The court began the opinion:
Child pornography remains one of the fastest growing areas of prosecution by the Justice Department. Law enforcement teams are policing the internet and catching people who have the false impression their habit is personal, harmless, and anonymous. Without a doubt, child pornographers deserve no sympathy -- they are serious offenders who capitalize on the vulnerability of innocent children, many of whom will have permanent emotional scars. However, these crimes, now appearing regularly on federal court dockets, raise a number of alarming issues, including the severity of punishment, which is often the result of harsh sentencing guidelines and mandatory minimum sentences usually reserved for violent felons and major drug dealers. Indeed, approximately 70% of the federal bench considers the current sentencing regime for child pornography possession and receipt cases too severe, and over 70% believe the mandatory minimum in receipt cases is too high.
Next, several studies concerning the psychological issues behind child pornography were discussed, as well as an in-depth look at the way sentences are mandated under the federal sentencing guidelines. Specific to the defendant in this case, the court noted:
The mandatory minimum of five years is not a proverbial "slap on the wrist," especially for someone who has never spent a day in jail and with no history of violence or assaultive conduct, who suffers from a human growth hormone deficiency and other developmental conditions, and who voluntarily provided much of the evidence used to prosecute him. Defendant will also have the life altering consequences of probation and reporting that naturally flow from a conviction for this sex offense. When this Court weighs these individual considerations, the Guidelines produce a sentence range that is not reflective of the crime.
...
[T]his Court is persuaded that the Section 2252 mandatory minimum is inconsistent with the Section 3553 sentencing factors, and further believes that the mandatory minimum, as applied to this Defendant, might well be unconstitutional.
However, because courts are not allowed to sentence below the mandatory minimum, the court imposed a sentence of 60 months "while at the same time emphasizing its strong disagreement."

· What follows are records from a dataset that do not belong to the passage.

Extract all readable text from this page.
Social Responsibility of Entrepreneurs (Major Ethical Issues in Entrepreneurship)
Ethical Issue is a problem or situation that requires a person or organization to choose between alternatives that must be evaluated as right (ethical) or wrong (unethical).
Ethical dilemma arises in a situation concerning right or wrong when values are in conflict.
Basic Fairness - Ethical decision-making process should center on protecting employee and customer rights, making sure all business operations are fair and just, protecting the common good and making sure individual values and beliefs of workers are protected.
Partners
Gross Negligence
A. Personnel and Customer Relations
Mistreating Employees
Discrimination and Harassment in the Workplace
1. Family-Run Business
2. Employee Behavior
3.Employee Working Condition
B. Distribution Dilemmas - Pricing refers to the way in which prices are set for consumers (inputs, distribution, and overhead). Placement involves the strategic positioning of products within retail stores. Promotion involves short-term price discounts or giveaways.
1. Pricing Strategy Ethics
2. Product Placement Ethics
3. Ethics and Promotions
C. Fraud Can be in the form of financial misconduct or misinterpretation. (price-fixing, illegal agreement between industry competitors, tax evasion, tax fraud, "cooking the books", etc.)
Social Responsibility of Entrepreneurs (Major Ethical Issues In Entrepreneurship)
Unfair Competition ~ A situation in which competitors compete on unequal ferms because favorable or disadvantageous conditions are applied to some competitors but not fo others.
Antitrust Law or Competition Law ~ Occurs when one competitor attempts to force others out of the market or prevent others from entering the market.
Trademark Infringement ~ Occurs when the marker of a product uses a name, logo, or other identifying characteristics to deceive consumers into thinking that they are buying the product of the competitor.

RELATED CASE: In 2011, a New York district court held that the mandatory minimum was "cruel and unusual punishment." United States v. C.R., 792 F. Supp. 2d 343, 496 (E.D.N.Y. 2011).

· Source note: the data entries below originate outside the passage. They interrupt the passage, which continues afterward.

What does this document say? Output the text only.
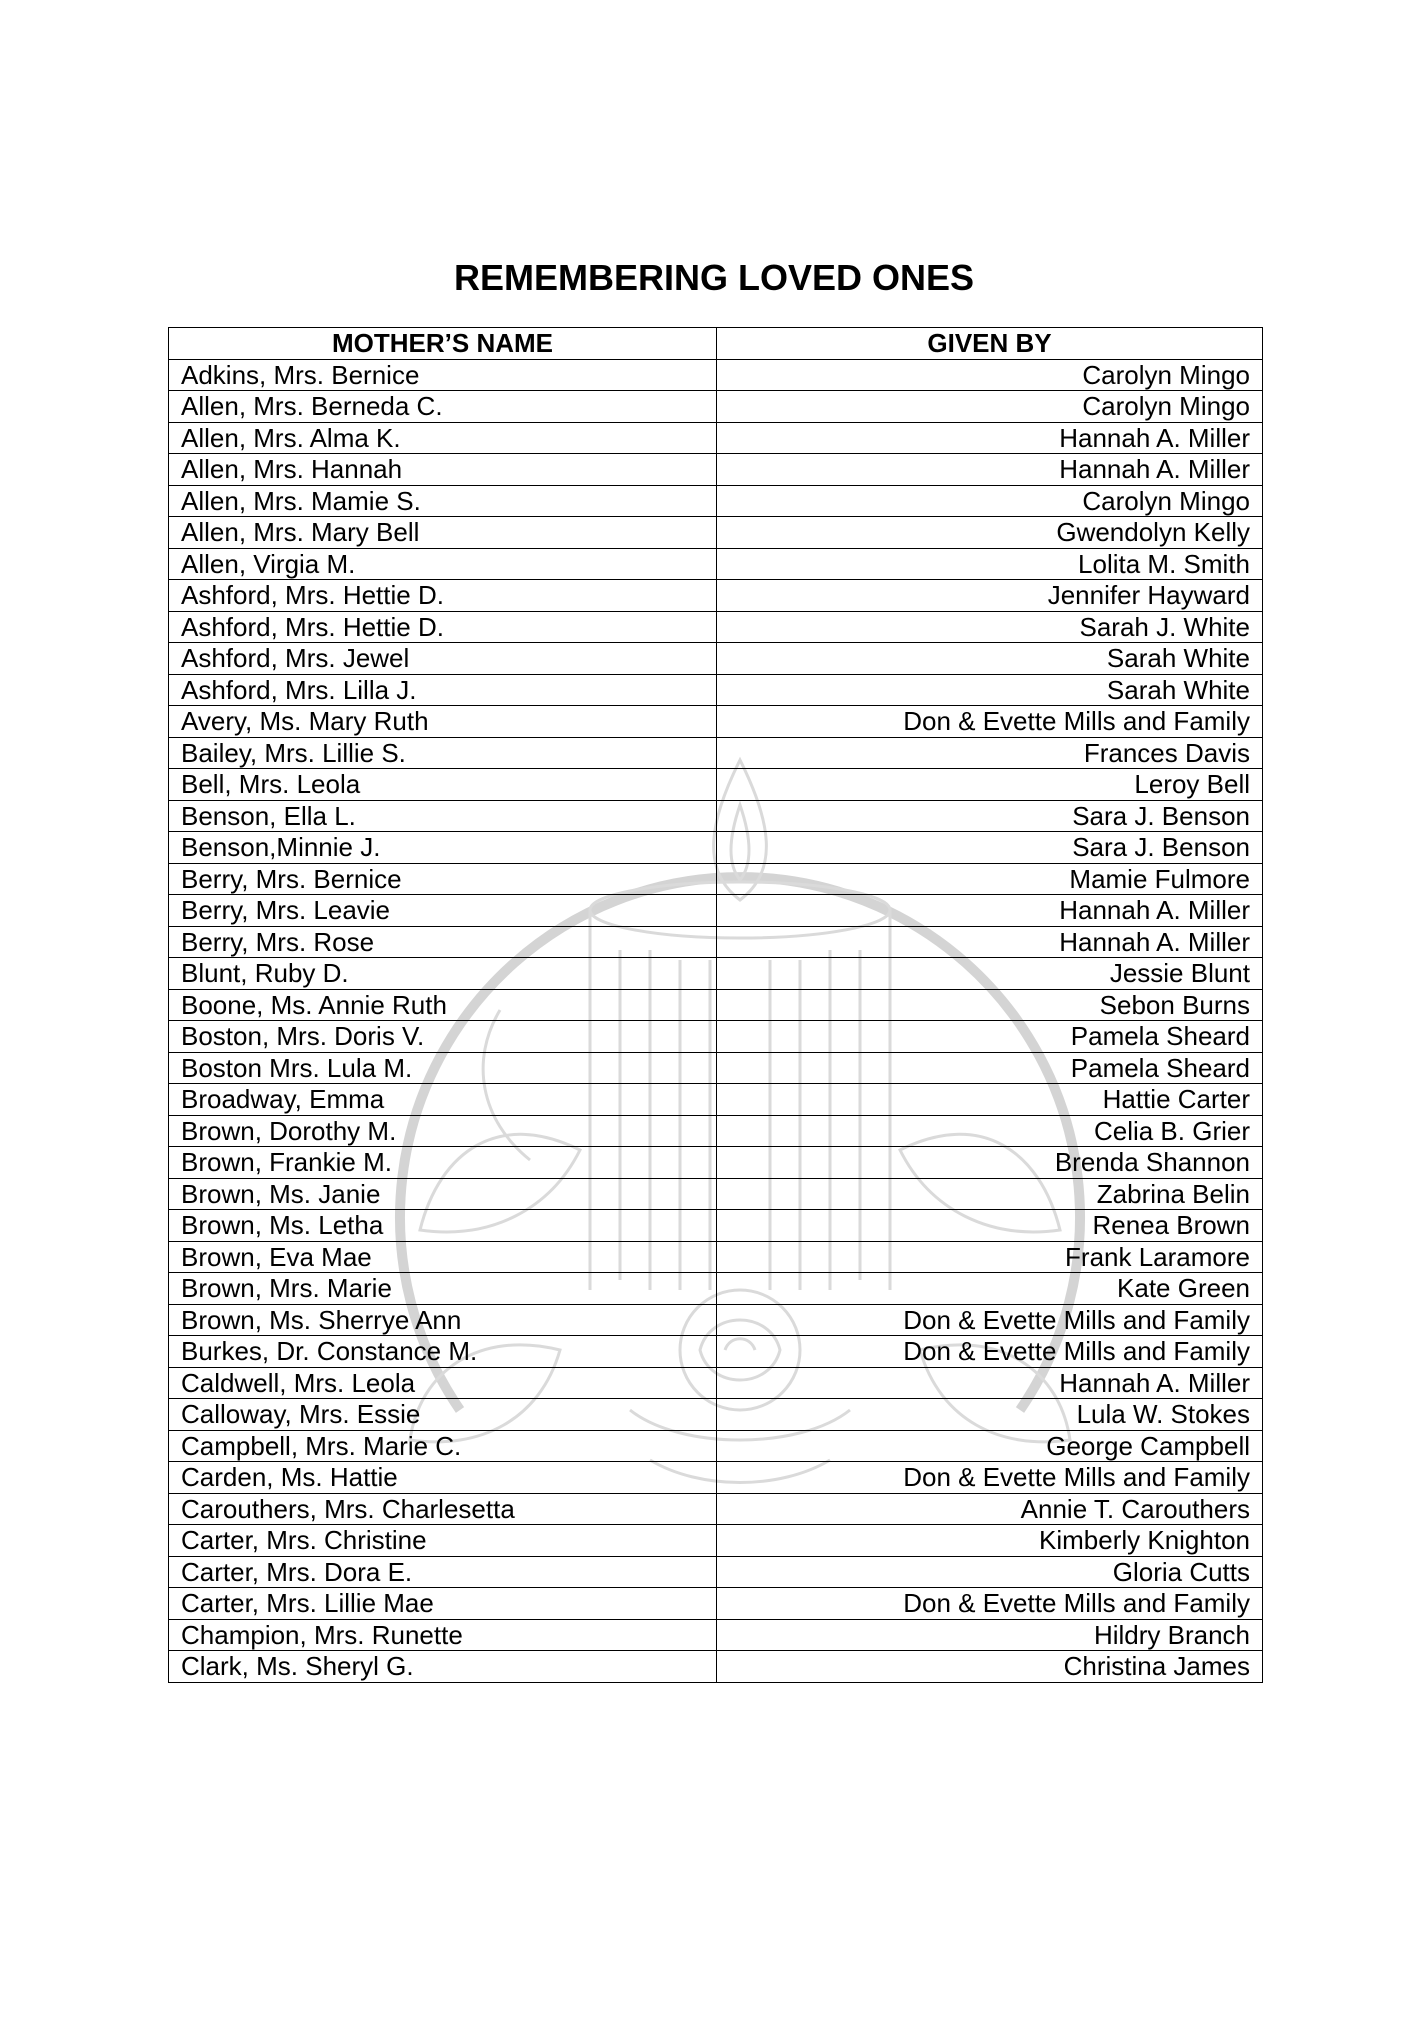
REMEMBERING LOVED ONES
MOTHER’S NAME	GIVEN BY
Adkins, Mrs. Bernice	Carolyn Mingo
Allen, Mrs. Berneda C.	Carolyn Mingo
Allen, Mrs. Alma K.	Hannah A. Miller
Allen, Mrs. Hannah	Hannah A. Miller
Allen, Mrs. Mamie S.	Carolyn Mingo
Allen, Mrs. Mary Bell	Gwendolyn Kelly
Allen, Virgia M.	Lolita M. Smith
Ashford, Mrs. Hettie D.	Jennifer Hayward
Ashford, Mrs. Hettie D.	Sarah J. White
Ashford, Mrs. Jewel	Sarah White
Ashford, Mrs. Lilla J.	Sarah White
Avery, Ms. Mary Ruth	Don & Evette Mills and Family
Bailey, Mrs. Lillie S.	Frances Davis
Bell, Mrs. Leola	Leroy Bell
Benson, Ella L.	Sara J. Benson
Benson,Minnie J.	Sara J. Benson
Berry, Mrs. Bernice	Mamie Fulmore
Berry, Mrs. Leavie	Hannah A. Miller
Berry, Mrs. Rose	Hannah A. Miller
Blunt, Ruby D.	Jessie Blunt
Boone, Ms. Annie Ruth	Sebon Burns
Boston, Mrs. Doris V.	Pamela Sheard
Boston Mrs. Lula M.	Pamela Sheard
Broadway, Emma	Hattie Carter
Brown, Dorothy M.	Celia B. Grier
Brown, Frankie M.	Brenda Shannon
Brown, Ms. Janie	Zabrina Belin
Brown, Ms. Letha	Renea Brown
Brown, Eva Mae	Frank Laramore
Brown, Mrs. Marie	Kate Green
Brown, Ms. Sherrye Ann	Don & Evette Mills and Family
Burkes, Dr. Constance M.	Don & Evette Mills and Family
Caldwell, Mrs. Leola	Hannah A. Miller
Calloway, Mrs. Essie	Lula W. Stokes
Campbell, Mrs. Marie C.	George Campbell
Carden, Ms. Hattie	Don & Evette Mills and Family
Carouthers, Mrs. Charlesetta	Annie T. Carouthers
Carter, Mrs. Christine	Kimberly Knighton
Carter, Mrs. Dora E.	Gloria Cutts
Carter, Mrs. Lillie Mae	Don & Evette Mills and Family
Champion, Mrs. Runette	Hildry Branch
Clark, Ms. Sheryl G.	Christina James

Kentucky district court applies good faith to warrantless use of GPS placed on vehicle in Seventh Circuit

In United States v. Shelburne, 2012 U.S. Dist. LEXIS 85368 (W.D. Ky. 2012), a federal district court has refused to suppress evidence acquired after the warrantless use of a GPS device because the device was placed on the vehicle in a circuit where GPS use was allowed pre-Jones

The GPS device was placed by Indiana (Seventh Circuit) law enforcement, and the defendants then traveled to Kentucky (Sixth Circuit) where they were arrested. The government argued, and the court accepted, that since the relevant actors were in the Seventh Circuit and relying on precedent there, the Davis good faith analysis should be based on Seventh Circuit law as opposed to the location of the arrest and trial.

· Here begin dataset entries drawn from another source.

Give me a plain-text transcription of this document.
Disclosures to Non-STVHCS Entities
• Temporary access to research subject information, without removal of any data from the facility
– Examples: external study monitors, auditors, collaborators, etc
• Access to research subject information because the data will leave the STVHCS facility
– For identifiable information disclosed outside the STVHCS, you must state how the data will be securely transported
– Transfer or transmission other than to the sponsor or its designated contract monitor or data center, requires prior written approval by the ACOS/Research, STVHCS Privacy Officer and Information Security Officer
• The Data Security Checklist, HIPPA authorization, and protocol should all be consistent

Since the Supreme Court's decision in Jones, lower courts have generously applied the Davis good faith rule. Because the Seventh, Eighth, and Ninth Circuits had found GPS use without a warrant to be constitutional, there is no suppression requirement (see previous discussion here and here). Further, a district court in the Fifth Circuit has held that a 1981 case will allow the evidence use under Davis (applied to the old Fifth Circuit, which now also includes the Eleventh Circuit) (discussion here).